Sound effects/music were interesting and well engineered, although emotionally manipulative, like the rest of the film. I did not feel this was a good portrayal of a genuine experience of war in Iraq because the situations and characters were so obviously contrived, yet the film did not exploit its fictional possibilities to make any sort of political or moral statement, as Apocalypse Now did, for example. So as a war movie, it is well made and watchable, but it doesn’t add up to anything.

Sunday, March 29, 2009

Body of Lies: Grade B

B
Body of Lies (2008)
Russell Crowe; Leonardo DiCaprio, Mark Strong. Director Ridley Scott.

This CIA spy thriller set in the middle east delivers the action and suspense we expect from Ridley Scott. DiCaprio is a field agent who has a lead to a big, bad Arab terrorist lynchpin that the CIA has not been able to find or identify. To get to this bad guy, DiCaprio must maintain the trust of the head of Jordanian intelligence, well played by Strong. However, DiCaprio’s CIA boss in Langley (Crowe) keeps meddling in the plan, disrupting the operation whenever he tries to “help,” causing breach of trust with the spymaster in Amman.

DiCaprio meets an attractive girl there, which is as good as stamping “hostage” across her forehead.
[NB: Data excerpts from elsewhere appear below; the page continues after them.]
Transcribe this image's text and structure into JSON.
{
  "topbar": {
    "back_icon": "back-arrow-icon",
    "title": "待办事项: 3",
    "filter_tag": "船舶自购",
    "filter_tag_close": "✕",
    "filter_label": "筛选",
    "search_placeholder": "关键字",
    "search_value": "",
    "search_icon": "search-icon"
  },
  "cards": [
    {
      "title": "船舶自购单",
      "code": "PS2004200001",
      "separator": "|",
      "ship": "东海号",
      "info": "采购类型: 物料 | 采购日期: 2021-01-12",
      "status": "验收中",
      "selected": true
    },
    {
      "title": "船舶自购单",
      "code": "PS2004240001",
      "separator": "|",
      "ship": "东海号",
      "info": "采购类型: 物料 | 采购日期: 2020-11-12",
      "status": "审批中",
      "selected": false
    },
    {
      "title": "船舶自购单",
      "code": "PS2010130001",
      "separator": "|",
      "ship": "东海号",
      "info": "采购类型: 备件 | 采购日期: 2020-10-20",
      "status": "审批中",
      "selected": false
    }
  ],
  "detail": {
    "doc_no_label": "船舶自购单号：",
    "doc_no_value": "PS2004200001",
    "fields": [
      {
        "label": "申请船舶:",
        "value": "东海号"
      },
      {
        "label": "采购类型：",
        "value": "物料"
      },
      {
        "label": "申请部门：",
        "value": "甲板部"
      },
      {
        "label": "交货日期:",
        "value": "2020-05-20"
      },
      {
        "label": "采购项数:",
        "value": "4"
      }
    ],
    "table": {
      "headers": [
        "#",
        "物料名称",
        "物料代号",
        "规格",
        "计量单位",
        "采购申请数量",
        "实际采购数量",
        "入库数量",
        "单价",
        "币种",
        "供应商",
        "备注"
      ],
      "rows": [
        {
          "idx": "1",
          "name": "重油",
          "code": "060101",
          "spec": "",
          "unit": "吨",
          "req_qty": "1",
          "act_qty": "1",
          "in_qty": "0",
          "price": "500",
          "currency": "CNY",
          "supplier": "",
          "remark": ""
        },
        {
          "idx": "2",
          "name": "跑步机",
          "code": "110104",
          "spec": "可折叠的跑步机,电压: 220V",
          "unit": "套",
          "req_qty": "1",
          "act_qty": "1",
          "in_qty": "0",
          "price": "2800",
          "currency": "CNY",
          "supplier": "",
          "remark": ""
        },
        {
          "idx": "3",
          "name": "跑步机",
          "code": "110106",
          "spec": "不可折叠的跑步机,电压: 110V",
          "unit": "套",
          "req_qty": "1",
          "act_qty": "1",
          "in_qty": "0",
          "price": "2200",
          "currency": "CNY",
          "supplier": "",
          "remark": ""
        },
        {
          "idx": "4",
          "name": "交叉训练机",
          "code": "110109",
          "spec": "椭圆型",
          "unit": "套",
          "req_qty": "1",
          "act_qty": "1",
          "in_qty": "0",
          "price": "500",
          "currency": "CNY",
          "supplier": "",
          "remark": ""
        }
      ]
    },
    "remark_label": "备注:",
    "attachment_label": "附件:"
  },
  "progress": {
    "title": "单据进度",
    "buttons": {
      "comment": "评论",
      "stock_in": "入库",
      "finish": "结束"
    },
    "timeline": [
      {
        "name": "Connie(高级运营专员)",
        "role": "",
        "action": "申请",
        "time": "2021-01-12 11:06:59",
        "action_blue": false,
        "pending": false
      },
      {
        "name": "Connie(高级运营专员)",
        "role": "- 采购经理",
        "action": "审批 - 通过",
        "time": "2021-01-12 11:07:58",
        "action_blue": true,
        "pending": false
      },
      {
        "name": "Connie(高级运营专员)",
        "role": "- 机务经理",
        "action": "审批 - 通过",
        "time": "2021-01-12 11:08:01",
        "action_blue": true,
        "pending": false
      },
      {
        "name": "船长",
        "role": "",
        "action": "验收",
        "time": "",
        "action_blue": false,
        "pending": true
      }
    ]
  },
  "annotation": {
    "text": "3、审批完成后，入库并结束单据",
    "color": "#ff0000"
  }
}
There are suitable fiery explosions that blow out whole buildings, aerial surveillance drones, machine gun battles, frantic chases through crowded markets, and so on. Locations seemed real because of the lighting and city scenes, and were attractive. Sound engineering was particularly detailed. I appreciate hearing brass shell casings hit the ground. However, it was not convincing for DiCaprio and Crowe to have instantaneous, secure, and perfectly clear conversations across half the world on their cell phones (no doubt they were “special” phones) nor that CIA staff could sit omnisciently in a video paneled room counting every whisker on DiCaprio’s chin. Acting by DiCaprio was mature and convincing, and Crowe really shone as the southern-drawling, dumb-as-a-fox CIA spymaster. The movie was intellectually engaging and suitably kinetic but not thematically serious. It is just an adventure for the sake of adventure, though well-done for its genre.

Monday, December 01, 2008

The Axis of Evil Comedy Tour : Grade B

B
The Axis of Evil Comedy Tour (2007)
Ahmed Ahmed, Maz Jobrani, Aron Kader, Dean Obeidallah. Director Michael Simon.
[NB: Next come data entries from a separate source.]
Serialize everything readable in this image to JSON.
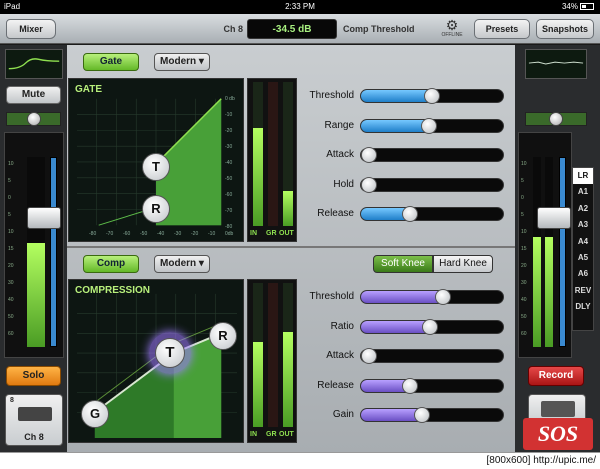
{
  "status_bar": {
    "device": "iPad",
    "time": "2:33 PM",
    "battery": "34%"
  },
  "header": {
    "mixer_label": "Mixer",
    "channel": "Ch 8",
    "param_value": "-34.5 dB",
    "param_name": "Comp Threshold",
    "offline_label": "OFFLINE",
    "presets_label": "Presets",
    "snapshots_label": "Snapshots"
  },
  "left_strip": {
    "mute_label": "Mute",
    "solo_label": "Solo",
    "channel_label": "Ch 8",
    "channel_number": "8",
    "meter_level": 0.55,
    "fader_level": 0.68
  },
  "right_strip": {
    "record_label": "Record",
    "buses": [
      "LR",
      "A1",
      "A2",
      "A3",
      "A4",
      "A5",
      "A6",
      "REV",
      "DLY"
    ],
    "selected_bus": "LR",
    "fader_level": 0.68
  },
  "gate": {
    "toggle_label": "Gate",
    "mode_label": "Modern",
    "graph_title": "GATE",
    "y_ticks": [
      "0 db",
      "-10",
      "-20",
      "-30",
      "-40",
      "-50",
      "-60",
      "-70",
      "-80"
    ],
    "x_ticks": [
      "-80",
      "-70",
      "-60",
      "-50",
      "-40",
      "-30",
      "-20",
      "-10",
      "0db"
    ],
    "meter_labels": [
      "IN",
      "GR",
      "OUT"
    ],
    "meter_levels": [
      0.68,
      0.0,
      0.24
    ],
    "threshold_node": "T",
    "range_node": "R",
    "params": [
      {
        "label": "Threshold",
        "value": 0.45
      },
      {
        "label": "Range",
        "value": 0.43
      },
      {
        "label": "Attack",
        "value": 0.0
      },
      {
        "label": "Hold",
        "value": 0.0
      },
      {
        "label": "Release",
        "value": 0.3
      }
    ]
  },
  "comp": {
    "toggle_label": "Comp",
    "mode_label": "Modern",
    "graph_title": "COMPRESSION",
    "soft_knee_label": "Soft Knee",
    "hard_knee_label": "Hard Knee",
    "meter_labels": [
      "IN",
      "GR",
      "OUT"
    ],
    "meter_levels": [
      0.59,
      0.0,
      0.66
    ],
    "gain_node": "G",
    "threshold_node": "T",
    "ratio_node": "R",
    "params": [
      {
        "label": "Threshold",
        "value": 0.53
      },
      {
        "label": "Ratio",
        "value": 0.44
      },
      {
        "label": "Attack",
        "value": 0.0
      },
      {
        "label": "Release",
        "value": 0.3
      },
      {
        "label": "Gain",
        "value": 0.38
      }
    ]
  },
  "fader_scale": [
    "10",
    "5",
    "0",
    "5",
    "10",
    "15",
    "20",
    "30",
    "40",
    "50",
    "60"
  ],
  "logo": {
    "text": "SOS"
  },
  "footer": {
    "text": "[800x600] http://upic.me/"
  },
  "colors": {
    "accent_green": "#8fe050",
    "slider_blue": "#2a90e0",
    "slider_purple": "#8a6ee0",
    "solo_orange": "#f59a2a",
    "record_red": "#cc2a2a"
  }
}
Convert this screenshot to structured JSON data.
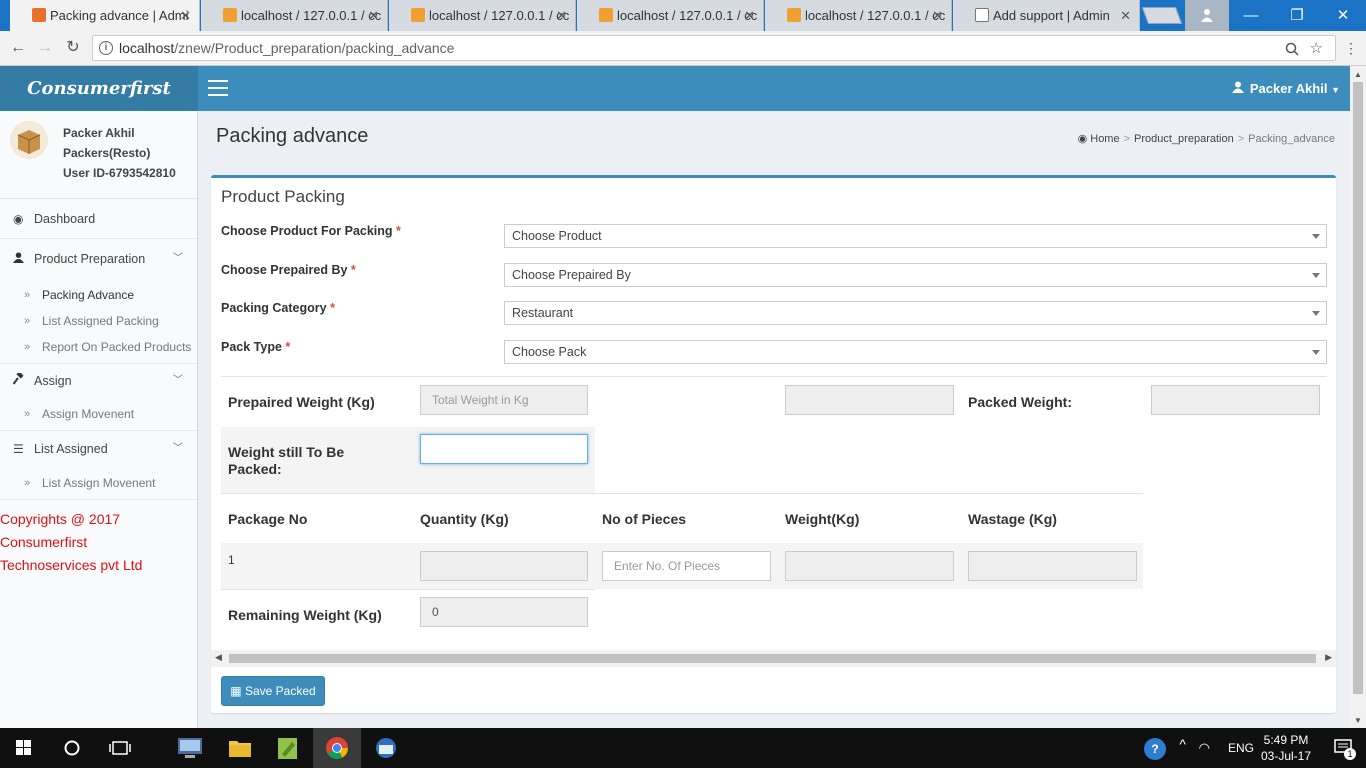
{
  "browser": {
    "tabs": [
      {
        "label": "Packing advance | Admi",
        "active": true
      },
      {
        "label": "localhost / 127.0.0.1 / cc",
        "active": false
      },
      {
        "label": "localhost / 127.0.0.1 / cc",
        "active": false
      },
      {
        "label": "localhost / 127.0.0.1 / cc",
        "active": false
      },
      {
        "label": "localhost / 127.0.0.1 / cc",
        "active": false
      },
      {
        "label": "Add support | Admin",
        "active": false
      }
    ],
    "url_host": "localhost",
    "url_path": "/znew/Product_preparation/packing_advance"
  },
  "header": {
    "logo": "Consumerfirst",
    "user": "Packer Akhil"
  },
  "sidebar": {
    "user_name": "Packer Akhil",
    "user_role": "Packers(Resto)",
    "user_id": "User ID-6793542810",
    "menu": {
      "dashboard": "Dashboard",
      "product_preparation": "Product Preparation",
      "packing_advance": "Packing Advance",
      "list_assigned_packing": "List Assigned Packing",
      "report_on_packed": "Report On Packed Products",
      "assign": "Assign",
      "assign_movement": "Assign Movenent",
      "list_assigned": "List Assigned",
      "list_assign_movement": "List Assign Movenent"
    },
    "copyright": [
      "Copyrights @ 2017",
      "Consumerfirst",
      "Technoservices pvt Ltd"
    ]
  },
  "page": {
    "title": "Packing advance",
    "breadcrumb": {
      "home": "Home",
      "section": "Product_preparation",
      "current": "Packing_advance"
    }
  },
  "form": {
    "box_title": "Product Packing",
    "product_label": "Choose Product For Packing",
    "product_value": "Choose Product",
    "prepaired_by_label": "Choose Prepaired By",
    "prepaired_by_value": "Choose Prepaired By",
    "category_label": "Packing Category",
    "category_value": "Restaurant",
    "pack_type_label": "Pack Type",
    "pack_type_value": "Choose Pack",
    "required_mark": "*",
    "prepaired_weight_label": "Prepaired Weight (Kg)",
    "prepaired_weight_placeholder": "Total Weight in Kg",
    "packed_weight_label": "Packed Weight:",
    "weight_still_label_1": "Weight still To Be",
    "weight_still_label_2": "Packed:",
    "table_headers": [
      "Package No",
      "Quantity (Kg)",
      "No of Pieces",
      "Weight(Kg)",
      "Wastage (Kg)"
    ],
    "row_package_no": "1",
    "pieces_placeholder": "Enter No. Of Pieces",
    "remaining_label": "Remaining Weight (Kg)",
    "remaining_value": "0",
    "save_button": "Save Packed"
  },
  "taskbar": {
    "time": "5:49 PM",
    "date": "03-Jul-17",
    "lang": "ENG",
    "notifications": "1"
  }
}
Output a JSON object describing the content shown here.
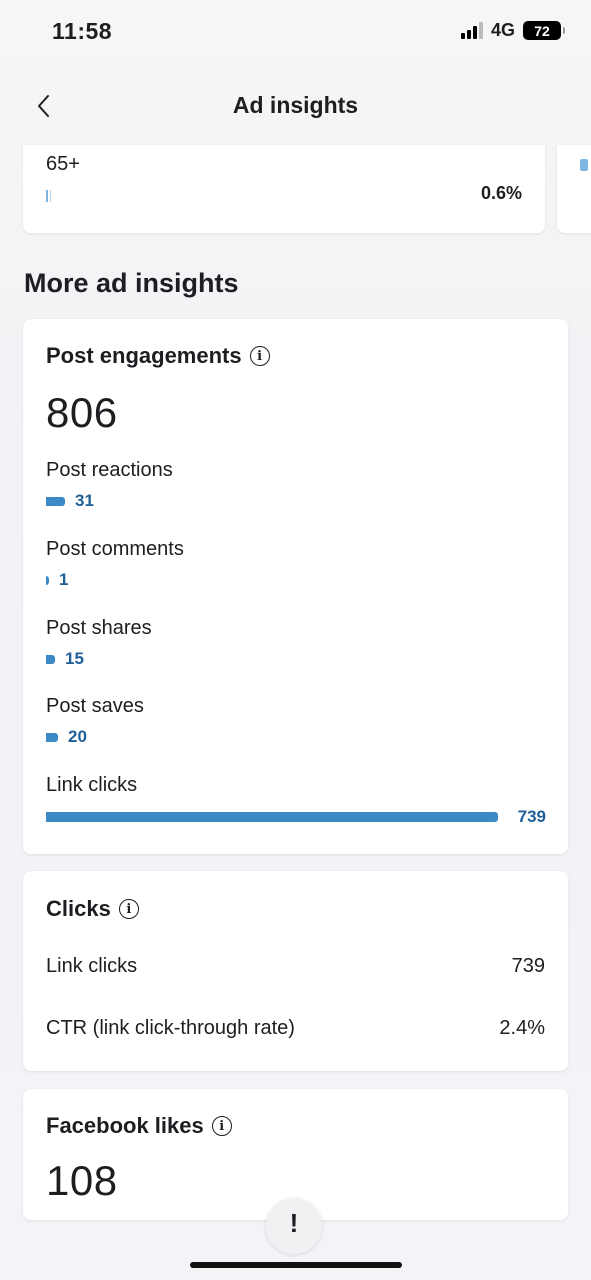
{
  "status_bar": {
    "time": "11:58",
    "network": "4G",
    "battery": "72"
  },
  "nav": {
    "title": "Ad insights",
    "back_icon": "chevron-left-icon"
  },
  "age_card": {
    "label": "65+",
    "value": "0.6%"
  },
  "section_title": "More ad insights",
  "post_engagements": {
    "title": "Post engagements",
    "total": "806",
    "metrics": [
      {
        "label": "Post reactions",
        "value": "31"
      },
      {
        "label": "Post comments",
        "value": "1"
      },
      {
        "label": "Post shares",
        "value": "15"
      },
      {
        "label": "Post saves",
        "value": "20"
      },
      {
        "label": "Link clicks",
        "value": "739"
      }
    ]
  },
  "clicks": {
    "title": "Clicks",
    "rows": [
      {
        "label": "Link clicks",
        "value": "739"
      },
      {
        "label": "CTR (link click-through rate)",
        "value": "2.4%"
      }
    ]
  },
  "facebook_likes": {
    "title": "Facebook likes",
    "total": "108"
  },
  "feedback": {
    "label": "!"
  },
  "colors": {
    "bar": "#3b8ac5",
    "value_text": "#1f5f98"
  }
}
Four Middle-Eastern stand-up comics talk about the immigrant experience. Each enters the stage through a mock metal detector and is scrutinized by a TSA employee, then does a 15 minute routine. There is no interaction among the performers. The stand-up acts are well-rehearsed and high quality. Many jokes are anecdotes about the average American’s ignorance of Middle Eastern history and culture (“Oh, you’re Arab? I love hummous!”). There are predictable jokes about Middle-Eastern accents, police profiling, TSA profiling, the Patriot Act, hijacking airplanes and Bin Laden. Many jokes seem manufactured, not flowing out of the comics’ personal experience, but that’s ok because these topics need to be brought out in the open and laughed at. The four acts effectively defuse a lot of subterranean cultural anxiety. My favorite part was watching the mostly Middle-Eastern audience squirming in their seats with a mixture of appreciation and embarrassment. The jokes were all political, social and ethnic, with not a single reference to body functions (refreshingly), and virtually no jokes about history, romantic or domestic relationships, pets, children, television shows, sex, drugs, rednecks, and all the usual topics that stand-ups cover. It was a self-consciously focused presentation on Middle Eastern stereotypy, ethnicity, and prejudice, and its purpose was obviously to send a message to the mainstream: Middle-Easterners are people too! The show succeeds at delivering that message, and also simply as a LOL hour of enjoyment.